Pourtant, malgré les difficultés, les TDS sont de plus en plus à s'y installer, selon le Strass.
"Dans la région entre Le Mans, Angers et Tours, dans laquelle je travaille, on était 50 ou 100 avant le Covid. Maintenant on est entre 200 et 400", chiffre Anaïs. "Ça suit le mouvement de paupérisation de la population."
- Dématérialisation -
Police et gendarmerie constatent aussi cette augmentation. Mais, dans ce phénomène, il n'est plus question d'escortes ou de "traditionnelles" dans des camionnettes, mais de réseaux.
Ces derniers s'étendent dans les campagnes, selon Lénaïg Le Bail, cheffe de l'office central pour la répression de la traite des êtres humains (OCRTEH).
Ces dernières années, l'OCRTEH a constaté une diminution sensible de la prostitution sur la voie publique, au profit de celle "logée", en hôtel ou appartement. Phénomène corollaire, l'activité passe désormais par Internet.
Cette "ubérisation" est devenue le mode opératoire privilégié des réseaux, à commencer par ceux d'Amérique du Sud, qui percent "depuis trois ou quatre ans", selon Mme Le Bail.

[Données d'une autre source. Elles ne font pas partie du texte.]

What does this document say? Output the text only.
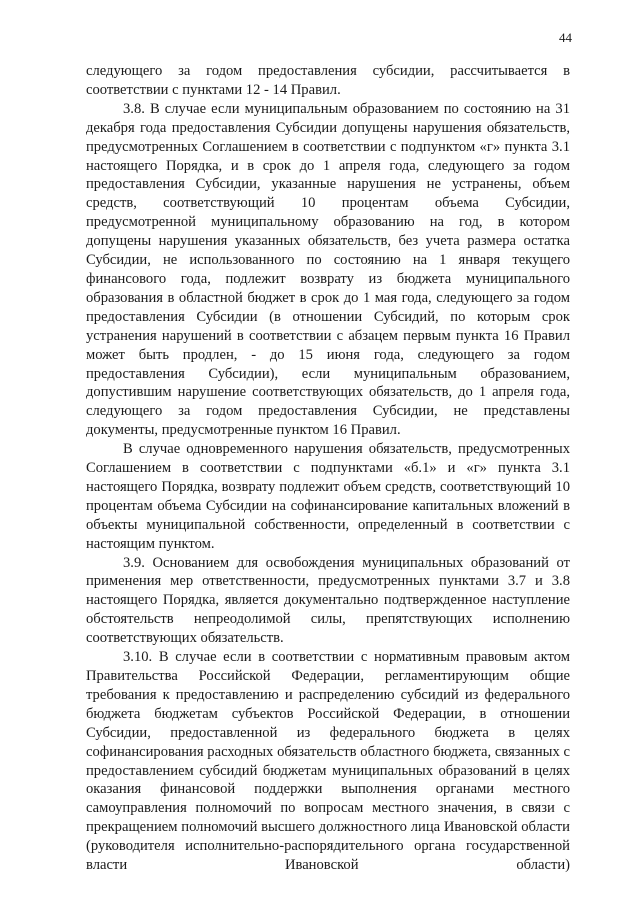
44

следующего за годом предоставления субсидии, рассчитывается в соответствии с пунктами 12 - 14 Правил.

3.8. В случае если муниципальным образованием по состоянию на 31 декабря года предоставления Субсидии допущены нарушения обязательств, предусмотренных Соглашением в соответствии с подпунктом «г» пункта 3.1 настоящего Порядка, и в срок до 1 апреля года, следующего за годом предоставления Субсидии, указанные нарушения не устранены, объем средств, соответствующий 10 процентам объема Субсидии, предусмотренной муниципальному образованию на год, в котором допущены нарушения указанных обязательств, без учета размера остатка Субсидии, не использованного по состоянию на 1 января текущего финансового года, подлежит возврату из бюджета муниципального образования в областной бюджет в срок до 1 мая года, следующего за годом предоставления Субсидии (в отношении Субсидий, по которым срок устранения нарушений в соответствии с абзацем первым пункта 16 Правил может быть продлен, - до 15 июня года, следующего за годом предоставления Субсидии), если муниципальным образованием, допустившим нарушение соответствующих обязательств, до 1 апреля года, следующего за годом предоставления Субсидии, не представлены документы, предусмотренные пунктом 16 Правил.

В случае одновременного нарушения обязательств, предусмотренных Соглашением в соответствии с подпунктами «б.1» и «г» пункта 3.1 настоящего Порядка, возврату подлежит объем средств, соответствующий 10 процентам объема Субсидии на софинансирование капитальных вложений в объекты муниципальной собственности, определенный в соответствии с настоящим пунктом.

3.9. Основанием для освобождения муниципальных образований от применения мер ответственности, предусмотренных пунктами 3.7 и 3.8 настоящего Порядка, является документально подтвержденное наступление обстоятельств непреодолимой силы, препятствующих исполнению соответствующих обязательств.

3.10. В случае если в соответствии с нормативным правовым актом Правительства Российской Федерации, регламентирующим общие требования к предоставлению и распределению субсидий из федерального бюджета бюджетам субъектов Российской Федерации, в отношении Субсидии, предоставленной из федерального бюджета в целях софинансирования расходных обязательств областного бюджета, связанных с предоставлением субсидий бюджетам муниципальных образований в целях оказания финансовой поддержки выполнения органами местного самоуправления полномочий по вопросам местного значения, в связи с прекращением полномочий высшего должностного лица Ивановской области (руководителя исполнительно-распорядительного органа государственной власти Ивановской области)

Les prostituées sont alors exploitées en "sex tours", grâce à des locations de courte durée et des plannings bouclés à l'avance sur des sites spécialisés, explique-t-elle.
"Quatre jours à Lyon, trois jours à Béziers et quatre jours à Châteauroux...", raconte la policière. "Les réseaux on investi le champ des petites villes. Les +sex tours+ permettent de ne pas être détectés rapidement et de diversifier la clientèle. On est dans une logique commerciale pure."
A ce jour, la lutte contre les réseaux internationaux, qu'ils viennent de Chine, du Nigeria ou d'Amérique du Sud, constitue la moitié des dossiers de l'OCRTEH.